Board examinations are among the key problems of Indian education. The National Curriculum Framework for School Education 2023 (NCF) confronts this matter head-on, starting with explicitly acknowledging current issues instead of dodging these. Stress caused by board exams among students and their families is the first big issue.
This is driven by a variety of reasons, including: exams marks being seen socially as measure of ‘intrinsic worth’ and believing that they have life-altering effects; the results of these examinations being used for college admissions or sometimes even for jobs later; underperformance on just one day of exams having severe effects; and commercial interests that create artificial competitive pressures so as to make money from coaching and tuition. Second, most board examinations do not achieve their primary purpose, and worse, misguide much educational effort in schools. These exams are supposed to certify competencies attained by students at the end of grades 10 and 12.
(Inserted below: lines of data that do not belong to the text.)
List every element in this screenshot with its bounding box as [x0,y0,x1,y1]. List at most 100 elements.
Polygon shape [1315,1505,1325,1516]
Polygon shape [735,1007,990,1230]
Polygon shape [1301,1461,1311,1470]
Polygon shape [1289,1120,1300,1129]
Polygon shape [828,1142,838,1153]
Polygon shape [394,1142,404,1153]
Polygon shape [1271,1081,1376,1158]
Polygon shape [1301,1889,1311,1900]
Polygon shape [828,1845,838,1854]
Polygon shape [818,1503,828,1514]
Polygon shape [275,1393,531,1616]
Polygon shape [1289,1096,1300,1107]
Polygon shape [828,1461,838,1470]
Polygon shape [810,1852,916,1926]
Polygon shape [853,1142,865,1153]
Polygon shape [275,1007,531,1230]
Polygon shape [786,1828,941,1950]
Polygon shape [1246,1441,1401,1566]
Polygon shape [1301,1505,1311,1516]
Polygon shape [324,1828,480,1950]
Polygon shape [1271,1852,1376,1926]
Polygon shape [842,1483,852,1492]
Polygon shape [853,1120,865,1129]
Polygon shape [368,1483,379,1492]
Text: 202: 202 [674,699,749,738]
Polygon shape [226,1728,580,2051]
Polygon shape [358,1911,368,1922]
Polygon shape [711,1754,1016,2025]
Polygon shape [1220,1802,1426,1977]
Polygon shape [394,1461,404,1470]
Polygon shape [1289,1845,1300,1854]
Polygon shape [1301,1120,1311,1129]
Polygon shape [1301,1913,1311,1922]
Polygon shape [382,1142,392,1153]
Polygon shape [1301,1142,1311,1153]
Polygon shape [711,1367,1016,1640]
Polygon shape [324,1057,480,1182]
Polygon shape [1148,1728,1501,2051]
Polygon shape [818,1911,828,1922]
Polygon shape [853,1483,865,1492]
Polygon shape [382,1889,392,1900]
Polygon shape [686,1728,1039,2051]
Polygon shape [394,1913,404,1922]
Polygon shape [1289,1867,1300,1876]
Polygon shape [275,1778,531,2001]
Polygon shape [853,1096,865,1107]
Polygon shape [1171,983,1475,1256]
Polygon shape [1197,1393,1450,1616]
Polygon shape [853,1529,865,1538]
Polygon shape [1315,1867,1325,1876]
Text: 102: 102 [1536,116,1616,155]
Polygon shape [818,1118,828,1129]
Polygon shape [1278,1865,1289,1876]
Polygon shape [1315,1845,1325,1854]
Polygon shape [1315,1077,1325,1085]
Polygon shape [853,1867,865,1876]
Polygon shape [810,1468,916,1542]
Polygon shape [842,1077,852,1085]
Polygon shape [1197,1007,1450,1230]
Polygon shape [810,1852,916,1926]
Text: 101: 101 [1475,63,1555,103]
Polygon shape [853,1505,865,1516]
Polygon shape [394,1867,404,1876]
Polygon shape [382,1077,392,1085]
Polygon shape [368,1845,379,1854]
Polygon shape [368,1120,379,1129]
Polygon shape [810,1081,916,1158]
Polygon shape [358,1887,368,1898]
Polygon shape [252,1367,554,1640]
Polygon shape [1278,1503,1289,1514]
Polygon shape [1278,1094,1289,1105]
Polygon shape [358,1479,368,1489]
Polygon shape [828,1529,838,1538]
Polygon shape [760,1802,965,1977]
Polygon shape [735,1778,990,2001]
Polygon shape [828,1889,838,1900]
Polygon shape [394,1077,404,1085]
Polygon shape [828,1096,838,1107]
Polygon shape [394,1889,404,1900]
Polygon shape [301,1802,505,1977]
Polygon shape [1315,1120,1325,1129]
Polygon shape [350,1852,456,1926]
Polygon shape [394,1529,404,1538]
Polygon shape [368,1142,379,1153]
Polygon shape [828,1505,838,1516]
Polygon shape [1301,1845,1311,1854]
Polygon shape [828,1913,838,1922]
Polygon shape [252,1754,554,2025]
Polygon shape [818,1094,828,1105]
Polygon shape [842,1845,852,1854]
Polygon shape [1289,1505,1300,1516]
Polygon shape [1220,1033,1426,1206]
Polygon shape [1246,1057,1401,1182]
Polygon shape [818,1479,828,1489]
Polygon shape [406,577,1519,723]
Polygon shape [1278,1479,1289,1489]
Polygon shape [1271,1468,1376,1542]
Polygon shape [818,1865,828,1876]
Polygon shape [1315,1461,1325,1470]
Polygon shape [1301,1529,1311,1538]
Instead, too many mostly test memorization of a huge range of facts. This fundamental misalignment gives a woefully incomplete (at best) or incorrect (at worst) picture of student learning. Third, most test instruments are poorly designed, which leads to unacceptable variations between evaluators and overall inconsistency.
In brief: the validity and reliability of too many of our board exams are poor. Misdirected exam design ends up undermining all aspects of education, from teaching and classroom or school practices to text books, which all tend to focus on facts and memorization, rather than on real learning and achieving competencies and curricular goals. The NCF makes significant changes in board exams to address these issues.